DataForge SDK for Custom Processing¶

SDK Overview¶

The DataForge SDK allows you to define your own Python or Scala code in a notebook and attach the notebook for automatic processing in DataForge. The SDK can be used for Custom Ingestions, Custom Parsing, and Custom Post Output processes. Notebooks used for Custom Ingestions and Parsing need to return a Spark DataFrame as a result of the code.

Details of the DataForge SDK can be found in the following documentation.

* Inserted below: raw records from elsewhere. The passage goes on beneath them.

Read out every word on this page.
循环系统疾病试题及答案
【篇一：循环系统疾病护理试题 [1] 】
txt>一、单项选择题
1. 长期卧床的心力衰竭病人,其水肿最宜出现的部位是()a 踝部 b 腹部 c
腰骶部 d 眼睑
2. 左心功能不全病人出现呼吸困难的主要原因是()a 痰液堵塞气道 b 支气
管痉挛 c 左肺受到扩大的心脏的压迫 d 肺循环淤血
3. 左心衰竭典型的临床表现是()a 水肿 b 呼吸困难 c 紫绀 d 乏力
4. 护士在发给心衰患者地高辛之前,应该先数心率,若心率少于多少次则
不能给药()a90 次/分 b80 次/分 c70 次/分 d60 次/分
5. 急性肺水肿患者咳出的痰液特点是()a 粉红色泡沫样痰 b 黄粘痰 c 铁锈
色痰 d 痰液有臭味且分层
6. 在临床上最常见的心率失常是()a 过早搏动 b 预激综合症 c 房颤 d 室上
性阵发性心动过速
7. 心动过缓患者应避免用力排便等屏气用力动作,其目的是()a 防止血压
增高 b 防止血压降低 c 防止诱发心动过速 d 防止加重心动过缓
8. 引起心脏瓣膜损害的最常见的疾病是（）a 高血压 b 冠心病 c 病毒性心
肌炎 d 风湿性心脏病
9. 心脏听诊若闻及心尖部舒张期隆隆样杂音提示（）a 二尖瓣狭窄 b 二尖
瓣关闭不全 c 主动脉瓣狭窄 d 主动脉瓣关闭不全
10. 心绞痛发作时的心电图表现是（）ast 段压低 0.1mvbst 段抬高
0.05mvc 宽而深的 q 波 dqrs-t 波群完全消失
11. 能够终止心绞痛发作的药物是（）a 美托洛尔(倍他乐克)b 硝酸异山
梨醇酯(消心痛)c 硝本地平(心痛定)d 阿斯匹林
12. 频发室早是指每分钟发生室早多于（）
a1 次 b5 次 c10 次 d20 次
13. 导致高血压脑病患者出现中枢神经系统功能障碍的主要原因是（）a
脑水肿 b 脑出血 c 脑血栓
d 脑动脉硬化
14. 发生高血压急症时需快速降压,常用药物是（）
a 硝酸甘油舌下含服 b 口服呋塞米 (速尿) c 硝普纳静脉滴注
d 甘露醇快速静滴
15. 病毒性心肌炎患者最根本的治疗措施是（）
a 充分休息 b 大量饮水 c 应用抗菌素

https://github.com/dataforgelabs/dataforge-sdk

Navigate the repository directories for your respective data platform (Databricks or Snowflake) and your preferred language to visit the Samples and see how you can start using the SDK.

Development Approach¶

Below is the recommended approach to developing a new custom notebook for processing.

Databricks¶

Create an all-purpose cluster in Databricks and attach the DataForge SDK library
Create a new notebook in Databricks and attach the Databricks cluster
Create a compute configuration in DataForge and specify the Databricks notebook path + optional libraries
Create a Source or Output in DataForge and attach the Custom Cluster Configuration
Write your custom code in the Databricks notebook, incorporating any optional SDK parameters
Test the notebook with a new Source data pull (Custom Ingest/Parse) or a new Output (Custom Post Output) to ensure the notebook runs correctly in conjunction with DataForge processes

Snowflake¶

Create a new notebook in Snowflake
Edit the notebook settings for External Access and enable the DataForge External Access Integration (named DATAFORGE_)
Create a Source or Output in DataForge and specify the Snowflake notebook name (double quote the name if there are spaces")
Write your custom code in the Snowflake notebook, incorporating any optional SDK parameters
Test the notebook with a new Source data pull (Custom Ingest/Parse) or a new Output (Custom Post Output) to ensure the notebook runs correctly in conjunction with DataForge processes.